The member function getBaseRegion() of MemRegion does not work here because it recursively retrieves the base region of multiple kinds of SubRegion.

Hmmm, shouldn't we add this to MemRegion's interface instead?

NoQ added a comment.Nov 13 2018, 5:09 PM

I marked this patch as WIP because I could not create a test-case for it. However in real projects this patch seems to reduce false positives significantly.

False positives are hard to reduce via delta-debugging because they can be accidentally reduced into true positives, because the distinction between true positives and false positives cannot be tested automatically. But once you fix the false positive, creduce can be used to reduce them by writing down the condition as "the positive is there on the original clang but not on the modified clang". Strongly recommended :)

Hmmm, shouldn't we add this to MemRegion's interface instead?

I wouldn't insist, but this does indeed sound useful. I suggest MemRegion::getMostDerivedObjectRegion() or something like that.

The member function getBaseRegion() of MemRegion does not work here because it recursively retrieves the base region of multiple kinds of SubRegion.

Also, ugh, that nomenclature: the base region of CXXBaseObjectRegion in fact represents the derived object.

baloghadamsoftware retitled this revision from [Analyzer] [WIP] Iterator Checkers - Use the base region of C++ Base Object Regions (recursively) for iterators stored in a region to [Analyzer] Iterator Checkers - Use the region of the topmost base class for iterators stored in a region.
baloghadamsoftware edited the summary of this revision. (Show Details)
In D54466#1297887, @NoQ wrote:

I marked this patch as WIP because I could not create a test-case for it. However in real projects this patch seems to reduce false positives significantly.
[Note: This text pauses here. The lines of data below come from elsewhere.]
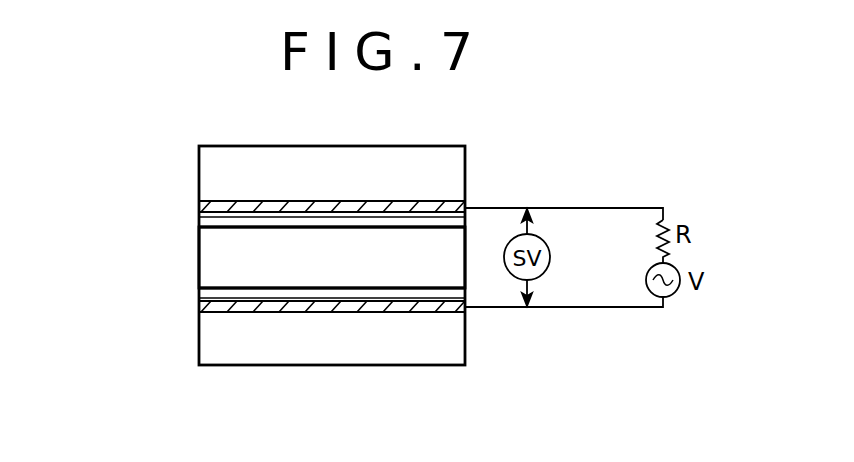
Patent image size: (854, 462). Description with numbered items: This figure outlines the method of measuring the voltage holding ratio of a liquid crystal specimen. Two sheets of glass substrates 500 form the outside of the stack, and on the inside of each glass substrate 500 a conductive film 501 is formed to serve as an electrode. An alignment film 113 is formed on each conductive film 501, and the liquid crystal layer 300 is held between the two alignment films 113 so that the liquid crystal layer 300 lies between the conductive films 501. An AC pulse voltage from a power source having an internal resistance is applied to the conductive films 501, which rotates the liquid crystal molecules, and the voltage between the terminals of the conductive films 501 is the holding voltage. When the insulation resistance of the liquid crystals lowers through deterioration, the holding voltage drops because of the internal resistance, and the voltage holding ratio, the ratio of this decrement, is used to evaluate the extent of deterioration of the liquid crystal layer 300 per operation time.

The glass substrate 500 is at (457, 174).
The conductive film 501 is at (200, 206).
The alignment film 113 is at (200, 215).
The liquid crystal layer 300 is at (212, 258).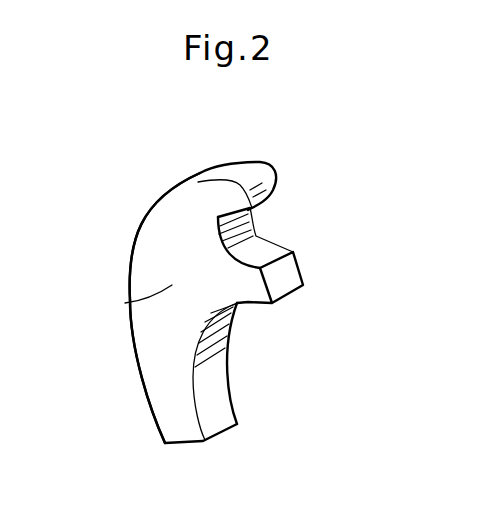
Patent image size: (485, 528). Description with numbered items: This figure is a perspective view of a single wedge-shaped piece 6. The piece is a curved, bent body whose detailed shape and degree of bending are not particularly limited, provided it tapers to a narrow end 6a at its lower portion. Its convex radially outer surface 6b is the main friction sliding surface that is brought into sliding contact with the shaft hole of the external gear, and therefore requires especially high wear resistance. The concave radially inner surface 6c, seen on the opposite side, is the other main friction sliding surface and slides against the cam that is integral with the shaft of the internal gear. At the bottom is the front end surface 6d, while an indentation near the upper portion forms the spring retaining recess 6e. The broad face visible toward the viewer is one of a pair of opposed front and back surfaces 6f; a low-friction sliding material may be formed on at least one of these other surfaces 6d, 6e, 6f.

The wedge-shaped piece 6 is at (192, 317).
The narrow end 6a is at (170, 420).
The radially outer surface 6b is at (133, 250).
The radially inner surface 6c is at (222, 347).
The front end surface 6d is at (198, 442).
The spring retaining recess 6e is at (250, 218).
The front (back) surface 6f is at (130, 301).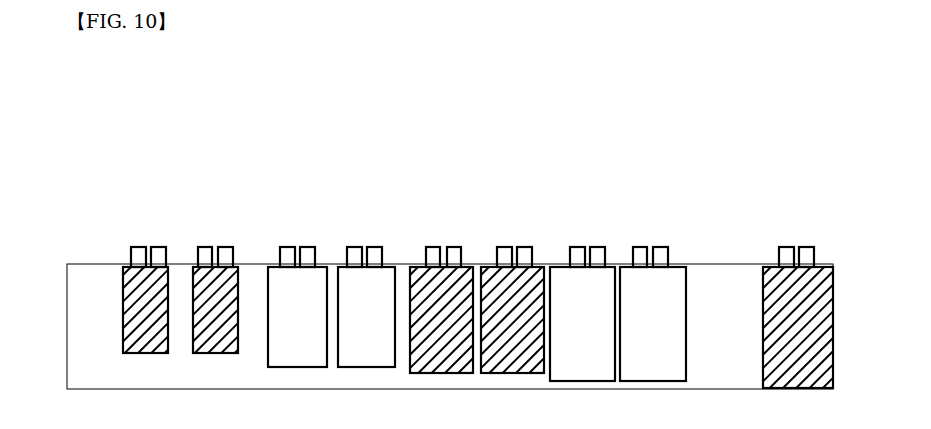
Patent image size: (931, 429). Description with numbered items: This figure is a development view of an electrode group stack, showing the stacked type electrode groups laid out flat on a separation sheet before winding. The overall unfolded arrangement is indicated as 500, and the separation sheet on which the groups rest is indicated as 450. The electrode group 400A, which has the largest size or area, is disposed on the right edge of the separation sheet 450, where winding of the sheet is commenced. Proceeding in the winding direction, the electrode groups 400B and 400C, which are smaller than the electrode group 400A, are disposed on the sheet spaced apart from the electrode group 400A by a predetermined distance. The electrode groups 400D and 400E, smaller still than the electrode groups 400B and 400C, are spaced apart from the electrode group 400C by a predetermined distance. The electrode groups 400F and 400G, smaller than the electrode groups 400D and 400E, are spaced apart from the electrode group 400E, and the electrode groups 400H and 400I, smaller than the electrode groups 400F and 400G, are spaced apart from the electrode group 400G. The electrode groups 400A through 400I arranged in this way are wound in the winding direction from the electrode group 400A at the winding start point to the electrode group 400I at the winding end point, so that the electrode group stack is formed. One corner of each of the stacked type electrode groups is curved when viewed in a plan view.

The battery module 500 is at (126, 86).
The module housing / filler 450 is at (698, 290).
The electrode group 400A is at (820, 265).
The electrode group 400B is at (677, 265).
The electrode group 400C is at (557, 265).
The electrode group 400D is at (485, 265).
The electrode group 400E is at (418, 265).
The electrode group 400F is at (385, 265).
The electrode group 400G is at (275, 265).
The electrode group 400H is at (197, 265).
The electrode group 400I is at (127, 265).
False positives are hard to reduce via delta-debugging because they can be accidentally reduced into true positives, because the distinction between true positives and false positives cannot be tested automatically. But once you fix the false positive, creduce can be used to reduce them by writing down the condition as "the positive is there on the original clang but not on the modified clang". Strongly recommended :)

creduce did not work (continous clang_delta crash) but somehow I managed to create tests.

Hmmm, shouldn't we add this to MemRegion's interface instead?

This:

I wouldn't insist, but this does indeed sound useful. I suggest MemRegion::getMostDerivedObjectRegion() or something like that.

vs

Also, ugh, that nomenclature: the base region of CXXBaseObjectRegion in fact represents the derived object.

So if CXXBaseObjectRegion is the derived object, then MemRegion::getMostDerivedObjectRegion() gets the least derived object region now?

In D54466#1297887, @NoQ wrote:

Hmmm, shouldn't we add this to MemRegion's interface instead?

This:

I wouldn't insist, but this does indeed sound useful. I suggest MemRegion::getMostDerivedObjectRegion() or something like that.

vs

Also, ugh, that nomenclature: the base region of CXXBaseObjectRegion in fact represents the derived object.

So if CXXBaseObjectRegion is the derived object, then MemRegion::getMostDerivedObjectRegion() gets the least derived object region now?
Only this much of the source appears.